L’argent n’a pas d’odeur

Dès février 2022, les liaisons aériennes ont repris de plus belle entre la Russie et le Golfe après que Vladimir Poutine a haussé le ton face à des oligarques qui commençaient à ronchonner contre le conflit en Ukraine. L’argent n’a pas d’odeur, on le sait. Et Dubaï ne refuse jamais de serrer une main tendue, surtout lorsque celle-ci est remplie de dollars. À tel point qu’aux Émirats il n’y existe aucune loi sur la transparence financière et que tous les capitaux y sont les bienvenus.

Abou Dhabi n’a rien à perdre : déjà considéré comme un paradis fiscal dans la région, il est, avec Dubaï, le roi du blanchiment d’argent dans le Golfe, entrant et sortant régulièrement des listes noires de l’Union européenne (UE), et menant des opérations financières en permanence à la limite de la légalité. Les affaires se succèdent. Pourtant, il est l’un des partenaires économiques privilégiés de l’UE en matière d’armement et de lutte contre le terrorisme. Censés aider les Européens à combattre l’islam politique, les Émiratis continuent à leur faire croire qu’ils sont le meilleur modèle de développement de la région, la Suisse du Moyen-Orient !

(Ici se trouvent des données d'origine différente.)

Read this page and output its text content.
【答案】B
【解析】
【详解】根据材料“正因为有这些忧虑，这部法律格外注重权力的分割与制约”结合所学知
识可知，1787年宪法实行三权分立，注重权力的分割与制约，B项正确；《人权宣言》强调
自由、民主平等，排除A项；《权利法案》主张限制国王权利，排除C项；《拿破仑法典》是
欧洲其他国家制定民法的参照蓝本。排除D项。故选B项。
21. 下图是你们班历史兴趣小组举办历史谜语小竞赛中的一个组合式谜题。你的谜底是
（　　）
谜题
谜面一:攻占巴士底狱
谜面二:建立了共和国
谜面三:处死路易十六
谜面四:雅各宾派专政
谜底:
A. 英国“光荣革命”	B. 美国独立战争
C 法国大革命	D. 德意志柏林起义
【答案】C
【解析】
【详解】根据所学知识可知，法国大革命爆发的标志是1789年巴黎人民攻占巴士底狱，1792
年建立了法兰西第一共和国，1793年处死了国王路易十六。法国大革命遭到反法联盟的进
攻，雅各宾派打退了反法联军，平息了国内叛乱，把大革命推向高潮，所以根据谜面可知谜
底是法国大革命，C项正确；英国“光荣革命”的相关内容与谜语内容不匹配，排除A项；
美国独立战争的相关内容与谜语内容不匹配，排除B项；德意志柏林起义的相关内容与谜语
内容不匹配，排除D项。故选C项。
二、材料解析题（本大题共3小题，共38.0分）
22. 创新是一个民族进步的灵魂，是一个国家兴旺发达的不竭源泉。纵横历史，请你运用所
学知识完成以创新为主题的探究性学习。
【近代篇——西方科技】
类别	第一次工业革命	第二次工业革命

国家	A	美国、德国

Sur le front émirato-russe, tout semble se dérouler dans le meilleur des mondes : depuis un an, des centaines de sociétés russes ont été créées en contournant les sanctions occidentales. Les oligarques bannis de leur pays d’origine pullulent. Ils continuent à faire affaire et à entretenir leur fortune. Les investissements dans le domaine de l’immobilier sont légion. Dubaï est devenue la plaque tournante mondiale de l’art du détournement des sanctions internationales. La Russie et la Syrie en profitent sans complexe. Les Occidentaux ont-ils pour autant pris des sanctions contre les Émirats arabes unis ? Aucune, même si le comportement d’Abou Dhabi commence à agacer prodigieusement Washington.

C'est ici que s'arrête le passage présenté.